The problem with my break was that it was too fantastic. My friends kept asking if I will pursue a Ph.D. after I finish my master’s, and I honestly don’t know. I thought I knew what I wanted, but now I’m not so sure. When I’m at school and focused only on statistics, pursuing a Ph.D. seems like the natural progression, especially since my advisor constantly expresses his confidence in me. But when I was at home, it felt so wonderful not to be focused on statistics and to have a life outside of school. I forgot how much I missed my friends and family and how happy I am when I’m around them.

I’ve been back at school for a little over a week now. After such an amazing break, it’s been really difficult getting back to my old level of focus and productivity. I keep going back and forth about the decision I’ll have to make in a few months. My advisor says he doesn’t want to put pressure on me to pursue a Ph.D., but “The Hope” is a nickname I’d like to live up to.

When The Inevitable Happens

My mom is in her late sixties now. A few months ago, she was diagnosed with hypothyroidism and was put on a thyroid medication (a replacement hormone or something). A couple weeks ago, she told me that her doctor thought she might have a couple nodules on her thyroid, so she needed to get an ultrasound.

My mom got her ultrasound a few days ago, and the results showed that she indeed has a couple nodules, about 2cm wide (I’m guessing that’s each). She’s now waiting for a referral to get a biopsy done to see whether the nodules are cancerous or not.

This is the first time either of my parents has had any sort of potential cancer scare. It’s still too early to tell, so I’m not really sure what to think. I certainly hope it’s nothing, but I’m a bit worried. My brother (the new doctor) said that thyroid cancer is very treatable in that even if my mom has to have her whole thyroid removed, she just has to take a pill every day.
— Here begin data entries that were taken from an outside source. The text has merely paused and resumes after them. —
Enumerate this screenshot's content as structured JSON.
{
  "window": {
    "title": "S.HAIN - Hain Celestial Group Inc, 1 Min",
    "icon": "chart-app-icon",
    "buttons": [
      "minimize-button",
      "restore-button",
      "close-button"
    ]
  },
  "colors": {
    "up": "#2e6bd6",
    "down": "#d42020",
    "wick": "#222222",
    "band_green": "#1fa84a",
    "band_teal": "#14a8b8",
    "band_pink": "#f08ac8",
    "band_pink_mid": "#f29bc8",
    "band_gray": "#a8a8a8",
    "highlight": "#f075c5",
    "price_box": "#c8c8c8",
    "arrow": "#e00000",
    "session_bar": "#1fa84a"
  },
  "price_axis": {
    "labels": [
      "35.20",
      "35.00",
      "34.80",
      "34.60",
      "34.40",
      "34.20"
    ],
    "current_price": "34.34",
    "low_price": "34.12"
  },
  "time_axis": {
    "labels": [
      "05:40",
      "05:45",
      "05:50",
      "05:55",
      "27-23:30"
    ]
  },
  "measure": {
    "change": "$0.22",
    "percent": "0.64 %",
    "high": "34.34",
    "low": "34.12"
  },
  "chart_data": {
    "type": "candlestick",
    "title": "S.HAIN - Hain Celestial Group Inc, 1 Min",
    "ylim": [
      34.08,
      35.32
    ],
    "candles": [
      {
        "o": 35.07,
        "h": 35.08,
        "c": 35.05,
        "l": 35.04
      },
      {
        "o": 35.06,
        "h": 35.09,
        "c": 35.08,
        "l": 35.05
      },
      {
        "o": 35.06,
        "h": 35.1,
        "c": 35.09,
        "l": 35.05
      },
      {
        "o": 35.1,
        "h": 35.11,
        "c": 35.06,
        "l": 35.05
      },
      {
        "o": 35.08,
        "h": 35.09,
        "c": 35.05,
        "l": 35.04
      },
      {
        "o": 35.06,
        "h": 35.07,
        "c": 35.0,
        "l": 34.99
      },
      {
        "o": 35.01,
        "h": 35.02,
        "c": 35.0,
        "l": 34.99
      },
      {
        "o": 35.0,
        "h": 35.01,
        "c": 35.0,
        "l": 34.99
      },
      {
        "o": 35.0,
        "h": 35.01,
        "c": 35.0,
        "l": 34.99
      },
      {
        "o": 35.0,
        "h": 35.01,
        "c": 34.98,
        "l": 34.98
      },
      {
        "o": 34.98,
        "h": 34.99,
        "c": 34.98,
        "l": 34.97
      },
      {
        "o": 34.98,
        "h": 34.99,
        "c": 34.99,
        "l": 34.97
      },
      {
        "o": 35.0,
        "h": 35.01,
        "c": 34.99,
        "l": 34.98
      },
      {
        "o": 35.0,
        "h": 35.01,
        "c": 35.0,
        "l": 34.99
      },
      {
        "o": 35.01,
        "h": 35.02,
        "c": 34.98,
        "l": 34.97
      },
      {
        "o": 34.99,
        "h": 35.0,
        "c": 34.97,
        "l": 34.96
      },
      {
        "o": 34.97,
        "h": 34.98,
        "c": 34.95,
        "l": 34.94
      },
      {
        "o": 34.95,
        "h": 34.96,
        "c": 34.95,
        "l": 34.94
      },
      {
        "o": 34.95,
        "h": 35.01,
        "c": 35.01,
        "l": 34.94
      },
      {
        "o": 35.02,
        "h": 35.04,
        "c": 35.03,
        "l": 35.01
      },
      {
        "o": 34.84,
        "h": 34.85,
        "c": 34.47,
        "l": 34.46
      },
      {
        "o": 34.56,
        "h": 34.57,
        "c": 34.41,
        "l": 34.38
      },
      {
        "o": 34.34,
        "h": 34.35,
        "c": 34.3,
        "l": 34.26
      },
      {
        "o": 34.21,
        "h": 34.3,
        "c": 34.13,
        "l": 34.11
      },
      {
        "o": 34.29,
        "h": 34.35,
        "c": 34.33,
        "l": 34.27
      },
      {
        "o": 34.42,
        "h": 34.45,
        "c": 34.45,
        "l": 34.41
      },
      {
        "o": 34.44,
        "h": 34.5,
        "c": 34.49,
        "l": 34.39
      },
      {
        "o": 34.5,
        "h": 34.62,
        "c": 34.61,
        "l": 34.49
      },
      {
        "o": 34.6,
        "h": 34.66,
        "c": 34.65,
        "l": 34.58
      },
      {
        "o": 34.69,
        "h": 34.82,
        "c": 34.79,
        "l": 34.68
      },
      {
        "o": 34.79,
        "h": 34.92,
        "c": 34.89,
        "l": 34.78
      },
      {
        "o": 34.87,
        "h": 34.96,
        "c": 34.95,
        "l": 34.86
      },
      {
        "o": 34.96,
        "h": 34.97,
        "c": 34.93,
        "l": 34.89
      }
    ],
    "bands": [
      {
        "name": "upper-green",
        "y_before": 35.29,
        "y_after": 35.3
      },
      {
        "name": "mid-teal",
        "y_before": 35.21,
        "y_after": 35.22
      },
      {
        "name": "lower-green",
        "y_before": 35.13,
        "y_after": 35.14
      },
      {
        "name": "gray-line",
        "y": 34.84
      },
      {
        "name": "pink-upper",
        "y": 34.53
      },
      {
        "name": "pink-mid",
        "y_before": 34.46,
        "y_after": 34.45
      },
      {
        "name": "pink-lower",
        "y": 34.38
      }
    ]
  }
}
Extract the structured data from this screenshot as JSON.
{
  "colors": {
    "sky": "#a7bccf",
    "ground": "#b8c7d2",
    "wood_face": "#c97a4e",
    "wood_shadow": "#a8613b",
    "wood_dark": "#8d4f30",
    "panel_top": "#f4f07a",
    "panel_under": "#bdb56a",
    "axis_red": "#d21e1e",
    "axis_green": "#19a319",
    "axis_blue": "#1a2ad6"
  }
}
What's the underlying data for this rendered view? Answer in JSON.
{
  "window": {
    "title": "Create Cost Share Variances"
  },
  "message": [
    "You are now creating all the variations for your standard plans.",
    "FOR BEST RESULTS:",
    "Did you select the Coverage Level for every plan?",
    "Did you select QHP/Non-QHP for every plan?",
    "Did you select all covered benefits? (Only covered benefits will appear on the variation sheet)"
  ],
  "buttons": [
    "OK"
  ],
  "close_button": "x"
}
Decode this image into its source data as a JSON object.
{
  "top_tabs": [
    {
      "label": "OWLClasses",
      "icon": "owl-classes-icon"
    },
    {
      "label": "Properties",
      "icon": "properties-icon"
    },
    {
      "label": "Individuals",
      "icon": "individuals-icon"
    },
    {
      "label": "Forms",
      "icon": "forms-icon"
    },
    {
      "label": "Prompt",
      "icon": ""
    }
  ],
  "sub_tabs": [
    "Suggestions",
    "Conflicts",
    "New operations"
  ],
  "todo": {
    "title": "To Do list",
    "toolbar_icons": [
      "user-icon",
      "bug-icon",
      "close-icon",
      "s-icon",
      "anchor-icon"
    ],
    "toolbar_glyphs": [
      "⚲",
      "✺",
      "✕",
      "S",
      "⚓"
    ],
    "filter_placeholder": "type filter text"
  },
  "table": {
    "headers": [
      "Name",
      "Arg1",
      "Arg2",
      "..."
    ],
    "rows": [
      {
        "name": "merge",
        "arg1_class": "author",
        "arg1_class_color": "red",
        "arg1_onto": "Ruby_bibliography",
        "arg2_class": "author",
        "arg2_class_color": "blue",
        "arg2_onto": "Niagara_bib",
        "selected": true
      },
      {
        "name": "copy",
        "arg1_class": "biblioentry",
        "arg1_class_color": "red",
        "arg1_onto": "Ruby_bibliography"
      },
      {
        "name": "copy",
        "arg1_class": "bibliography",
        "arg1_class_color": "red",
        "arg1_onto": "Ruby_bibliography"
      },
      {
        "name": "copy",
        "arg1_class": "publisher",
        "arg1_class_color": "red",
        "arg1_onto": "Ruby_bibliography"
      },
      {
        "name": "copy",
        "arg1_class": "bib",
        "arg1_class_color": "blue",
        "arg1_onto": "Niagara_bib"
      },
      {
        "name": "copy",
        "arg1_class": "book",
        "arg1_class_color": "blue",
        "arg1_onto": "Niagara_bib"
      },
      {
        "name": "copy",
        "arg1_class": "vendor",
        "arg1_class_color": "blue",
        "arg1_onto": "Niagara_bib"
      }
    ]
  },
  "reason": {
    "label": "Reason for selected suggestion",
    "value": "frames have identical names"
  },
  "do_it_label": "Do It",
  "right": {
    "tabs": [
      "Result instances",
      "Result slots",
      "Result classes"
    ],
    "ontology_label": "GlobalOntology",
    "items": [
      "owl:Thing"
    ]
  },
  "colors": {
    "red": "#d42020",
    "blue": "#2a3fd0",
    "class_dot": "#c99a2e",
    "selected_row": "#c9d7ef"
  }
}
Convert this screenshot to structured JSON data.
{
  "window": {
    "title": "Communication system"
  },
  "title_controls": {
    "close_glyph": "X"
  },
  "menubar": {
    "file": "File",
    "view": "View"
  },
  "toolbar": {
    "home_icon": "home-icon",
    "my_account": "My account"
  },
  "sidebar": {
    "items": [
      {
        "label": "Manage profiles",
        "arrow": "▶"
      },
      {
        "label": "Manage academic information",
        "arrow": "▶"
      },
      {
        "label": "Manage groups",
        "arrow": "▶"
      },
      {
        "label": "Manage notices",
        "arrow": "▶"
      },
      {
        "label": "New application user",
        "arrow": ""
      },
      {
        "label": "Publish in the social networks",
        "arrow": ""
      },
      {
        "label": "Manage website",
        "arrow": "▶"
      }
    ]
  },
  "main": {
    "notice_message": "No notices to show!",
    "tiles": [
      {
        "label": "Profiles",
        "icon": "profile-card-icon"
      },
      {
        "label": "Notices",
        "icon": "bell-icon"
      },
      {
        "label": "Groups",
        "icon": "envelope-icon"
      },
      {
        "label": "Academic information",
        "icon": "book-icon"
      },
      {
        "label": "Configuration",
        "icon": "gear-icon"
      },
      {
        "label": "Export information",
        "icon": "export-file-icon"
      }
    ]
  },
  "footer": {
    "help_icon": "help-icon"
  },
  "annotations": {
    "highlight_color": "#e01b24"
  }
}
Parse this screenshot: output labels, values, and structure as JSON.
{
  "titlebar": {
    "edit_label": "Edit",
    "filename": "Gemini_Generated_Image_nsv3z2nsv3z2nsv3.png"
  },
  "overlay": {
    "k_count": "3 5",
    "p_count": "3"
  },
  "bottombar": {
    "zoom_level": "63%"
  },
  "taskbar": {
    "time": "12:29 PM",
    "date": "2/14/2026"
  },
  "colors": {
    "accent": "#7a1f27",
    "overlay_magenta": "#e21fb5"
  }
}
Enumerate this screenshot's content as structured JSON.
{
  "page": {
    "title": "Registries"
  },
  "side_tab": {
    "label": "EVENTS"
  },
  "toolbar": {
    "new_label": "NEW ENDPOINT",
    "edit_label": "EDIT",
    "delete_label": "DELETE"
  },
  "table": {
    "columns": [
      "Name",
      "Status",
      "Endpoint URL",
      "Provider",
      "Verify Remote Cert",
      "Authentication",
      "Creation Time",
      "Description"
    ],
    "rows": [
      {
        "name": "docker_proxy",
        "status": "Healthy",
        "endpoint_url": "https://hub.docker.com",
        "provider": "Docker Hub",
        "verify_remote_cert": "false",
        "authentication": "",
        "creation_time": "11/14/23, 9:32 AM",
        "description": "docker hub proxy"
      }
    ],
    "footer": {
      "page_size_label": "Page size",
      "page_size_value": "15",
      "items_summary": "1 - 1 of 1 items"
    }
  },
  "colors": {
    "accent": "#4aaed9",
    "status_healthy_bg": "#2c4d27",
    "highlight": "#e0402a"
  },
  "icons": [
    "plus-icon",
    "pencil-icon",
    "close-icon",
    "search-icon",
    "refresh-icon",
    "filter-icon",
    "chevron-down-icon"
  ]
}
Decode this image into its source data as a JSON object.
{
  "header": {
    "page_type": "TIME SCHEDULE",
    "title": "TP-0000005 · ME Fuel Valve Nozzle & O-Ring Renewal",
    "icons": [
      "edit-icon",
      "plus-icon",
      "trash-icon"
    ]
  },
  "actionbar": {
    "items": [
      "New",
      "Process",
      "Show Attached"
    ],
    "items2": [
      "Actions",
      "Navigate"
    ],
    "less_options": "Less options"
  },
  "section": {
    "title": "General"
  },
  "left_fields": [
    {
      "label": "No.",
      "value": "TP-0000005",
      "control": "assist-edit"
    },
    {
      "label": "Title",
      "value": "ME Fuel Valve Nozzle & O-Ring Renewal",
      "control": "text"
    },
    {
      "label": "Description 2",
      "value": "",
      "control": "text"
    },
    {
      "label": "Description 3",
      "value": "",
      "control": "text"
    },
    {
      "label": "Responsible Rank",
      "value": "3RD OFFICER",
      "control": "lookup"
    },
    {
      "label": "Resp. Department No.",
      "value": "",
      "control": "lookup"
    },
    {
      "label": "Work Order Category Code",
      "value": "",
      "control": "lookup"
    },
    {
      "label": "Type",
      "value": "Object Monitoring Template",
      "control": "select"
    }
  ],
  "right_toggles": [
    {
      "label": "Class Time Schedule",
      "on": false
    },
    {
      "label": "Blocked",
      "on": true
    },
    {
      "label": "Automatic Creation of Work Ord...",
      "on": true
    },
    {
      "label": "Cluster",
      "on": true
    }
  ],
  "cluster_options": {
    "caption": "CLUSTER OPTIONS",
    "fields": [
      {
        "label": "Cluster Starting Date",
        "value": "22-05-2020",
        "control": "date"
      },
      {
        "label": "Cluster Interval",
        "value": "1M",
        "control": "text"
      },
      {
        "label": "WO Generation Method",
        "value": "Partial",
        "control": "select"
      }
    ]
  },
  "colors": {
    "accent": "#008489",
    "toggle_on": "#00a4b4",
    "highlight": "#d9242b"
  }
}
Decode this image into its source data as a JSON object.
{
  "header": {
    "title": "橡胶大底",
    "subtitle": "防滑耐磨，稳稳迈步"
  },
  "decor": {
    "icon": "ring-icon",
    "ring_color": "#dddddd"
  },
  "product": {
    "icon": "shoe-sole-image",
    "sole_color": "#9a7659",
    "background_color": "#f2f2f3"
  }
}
Still, that scenario doesn’t sound too pleasant.

My parents are getting older, of course, and they won’t be around forever, but I still can’t imagine what it would be like without them. My maternal grandfather is 91 and still kicking (although his pacemaker is apparently doing 95% of the work for his heart), so I guess I was hoping to be my mom’s age and still have my parents around. My parents were older when they had me, though, so it’s probably more difficult for that to happen.

During my lifetime, I’ve lost a few aunts and my paternal grandparents, but I wasn’t particularly close to any of them. I didn’t mourn for them in the same way I would expect I will for someone in my immediate family (or even my closer relatives).

My mind is definitely jumping to conclusions, but it’s hard not to think about these things when cancer is even mentioned. It’s probably difficult for anyone to face their parents’ mortality (or their own). I can’t imagine anyone is ever really ready for the day when the inevitable happens.